First, we create a set from each unique word in our list.

Then, we use that set as keys to a dictionary, with each word linked to a (currently) empty list of 'following' words, which is denoted in python as '[]'




In [None]:
wordSet = set(wordList)
print("There are this many unique words in the list: ",len(wordSet))
wordDictionary = dict((word,[]) for word in wordSet)


Now, it's time to propogate the predictive model embodied in our dictionary with the actual data from our book.

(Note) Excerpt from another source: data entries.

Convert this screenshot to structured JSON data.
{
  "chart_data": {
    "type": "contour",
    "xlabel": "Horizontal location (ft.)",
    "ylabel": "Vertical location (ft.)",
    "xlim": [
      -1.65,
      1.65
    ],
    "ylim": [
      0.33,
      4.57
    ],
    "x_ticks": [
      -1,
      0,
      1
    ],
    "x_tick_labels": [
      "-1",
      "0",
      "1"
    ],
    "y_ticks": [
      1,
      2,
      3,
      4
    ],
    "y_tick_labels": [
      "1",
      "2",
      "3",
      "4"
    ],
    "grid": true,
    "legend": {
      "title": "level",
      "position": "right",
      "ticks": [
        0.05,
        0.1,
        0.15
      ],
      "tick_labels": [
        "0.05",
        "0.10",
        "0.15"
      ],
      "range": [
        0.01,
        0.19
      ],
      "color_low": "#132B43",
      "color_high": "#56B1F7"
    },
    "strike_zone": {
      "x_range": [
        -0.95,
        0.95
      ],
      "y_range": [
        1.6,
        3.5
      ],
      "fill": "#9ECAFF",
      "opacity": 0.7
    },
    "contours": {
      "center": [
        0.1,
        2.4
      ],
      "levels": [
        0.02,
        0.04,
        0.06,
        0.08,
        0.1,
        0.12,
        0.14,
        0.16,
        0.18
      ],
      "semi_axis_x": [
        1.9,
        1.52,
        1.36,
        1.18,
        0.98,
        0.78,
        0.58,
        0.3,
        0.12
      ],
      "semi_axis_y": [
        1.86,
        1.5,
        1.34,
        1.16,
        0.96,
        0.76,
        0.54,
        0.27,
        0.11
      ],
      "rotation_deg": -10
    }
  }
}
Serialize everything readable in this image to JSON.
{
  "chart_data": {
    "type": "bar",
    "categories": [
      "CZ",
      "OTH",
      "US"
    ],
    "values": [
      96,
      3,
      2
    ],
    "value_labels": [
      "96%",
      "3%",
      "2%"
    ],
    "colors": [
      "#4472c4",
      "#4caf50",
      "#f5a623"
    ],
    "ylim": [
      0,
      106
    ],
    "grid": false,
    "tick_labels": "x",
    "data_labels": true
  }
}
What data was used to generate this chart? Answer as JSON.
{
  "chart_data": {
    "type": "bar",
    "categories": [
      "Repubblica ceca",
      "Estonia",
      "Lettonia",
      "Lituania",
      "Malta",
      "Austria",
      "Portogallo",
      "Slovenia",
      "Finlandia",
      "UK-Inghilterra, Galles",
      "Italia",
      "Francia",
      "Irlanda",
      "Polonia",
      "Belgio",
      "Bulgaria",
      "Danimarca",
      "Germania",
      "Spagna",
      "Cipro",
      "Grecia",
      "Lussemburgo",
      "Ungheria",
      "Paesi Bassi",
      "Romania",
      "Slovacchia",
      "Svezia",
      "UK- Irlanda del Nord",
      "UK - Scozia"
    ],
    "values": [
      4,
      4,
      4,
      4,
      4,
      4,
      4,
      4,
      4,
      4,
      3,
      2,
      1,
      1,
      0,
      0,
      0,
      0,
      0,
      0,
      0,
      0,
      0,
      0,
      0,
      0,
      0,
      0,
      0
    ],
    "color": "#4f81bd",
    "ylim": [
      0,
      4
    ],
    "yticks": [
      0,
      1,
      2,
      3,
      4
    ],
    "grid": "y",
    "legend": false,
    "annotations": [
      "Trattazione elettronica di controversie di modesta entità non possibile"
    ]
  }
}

We use a 'for' loop to step through our list of words. For each word in our book, we record the next word after it in our dictionary. 

In [None]:
for i in range(0,len(wordList)-1):
    currentWord = wordList[i]
    nextWord = wordList[i+1]
    wordDictionary[currentWord].append(nextWord)
    
print("Model is built!")

Let's see if it works! What words come after the word 'Darcy'?

In [None]:
if "Darcy" in wordDictionary:
    print(wordDictionary["Darcy"])

Here's where the fun begins. We've successfully built a predictive model: Now let's have it try to generate some text.

Let's start with a random word from our list, and randomly pick one of the words that it links to; then for that word, let's randomly pick one of the words that *it* links to; and so on!

The only tricky bit of code here is building in a safeguard for a situation where our current word doesn't link to anything else: If this is the case, we break out of the 'for' loop and end our story early.

In [None]:
story = ""
word = random.choice(wordList)
for i in range (0,100):
    story = story +" "+ word
    possibleNextWords = wordDictionary[word]
    if len(possibleNextWords)==0:
        break
    word = random.choice(possibleNextWords)

for line in textwrap.wrap(story):
    print(line)




So, that's kind of generating text. It's not very coherent, though.

How can we improve our generative model?

A quick improvement can be made via leveraging something called an n-gram: Basically, by chunking our input into fewer states, we can make our output obey implicit grammatical rules.

For example, the input "The cat sat in the hat" could be represented as:

---------
The->cat

cat->sat

sat->in

in->the

the->hat

---------

Or it could be represented as the following 2-grams:

---------

The cat->sat in

cat sat->in the

sat in->the hat


---------

Note how the second contains implicit knowledge about things like articles of speech (e.g. 'the hat')

We could even represent this through 3-grams:

---------

The cat sat -> in the hat

---------

Note that the larger your gram size, though, the more data you need to build your model.

Let's take our word list input, and transform it into a list of 3-grams

In [None]:
gramSize = 3
gramList=[]

for i in range(0,len(wordList)-(gramSize-1)):
    gram = wordList[i]
    for j in range(1,gramSize):
        gram = gram+" "+wordList[i+j]
    gramList.append(gram)  

print(gramList)


Now we can use that list of 3-grams to create a set of 3-grams, and a dictionary of 3-grams, just like we did with individuals words

In [None]:
gramSet = set(gramList)
print("There are this many unique grams in the list: ",len(gramSet))
gramDictionary = dict((gram,[]) for gram in gramSet)

for i in range(0,len(gramList)-gramSize):
    currentGram = gramList[i]
    nextGram = gramList[i+gramSize]
    gramDictionary[currentGram].append(nextGram)


Now, let's try generating some text from this model using exactly the same code as before...

In [None]:
story = ""
gram = random.choice(gramList)
for i in range (0,100):
    story = story +" "+ gram
    possibleNextGrams = gramDictionary[gram]
    if len(possibleNextGrams)==0:
        break
    gram = random.choice(possibleNextGrams)

for line in textwrap.wrap(story):
    print(line)

Much more coherent!

Now, if you're interested, go to the top and do the challenges.

Note that if you want to run all the code again, you don't have to step through every single line.

The menu at the top (Cell->Run All) will just run all the code for you! You can then just scroll to the bottom to see the end product. You might have to wait a little while for the computation to complete, though.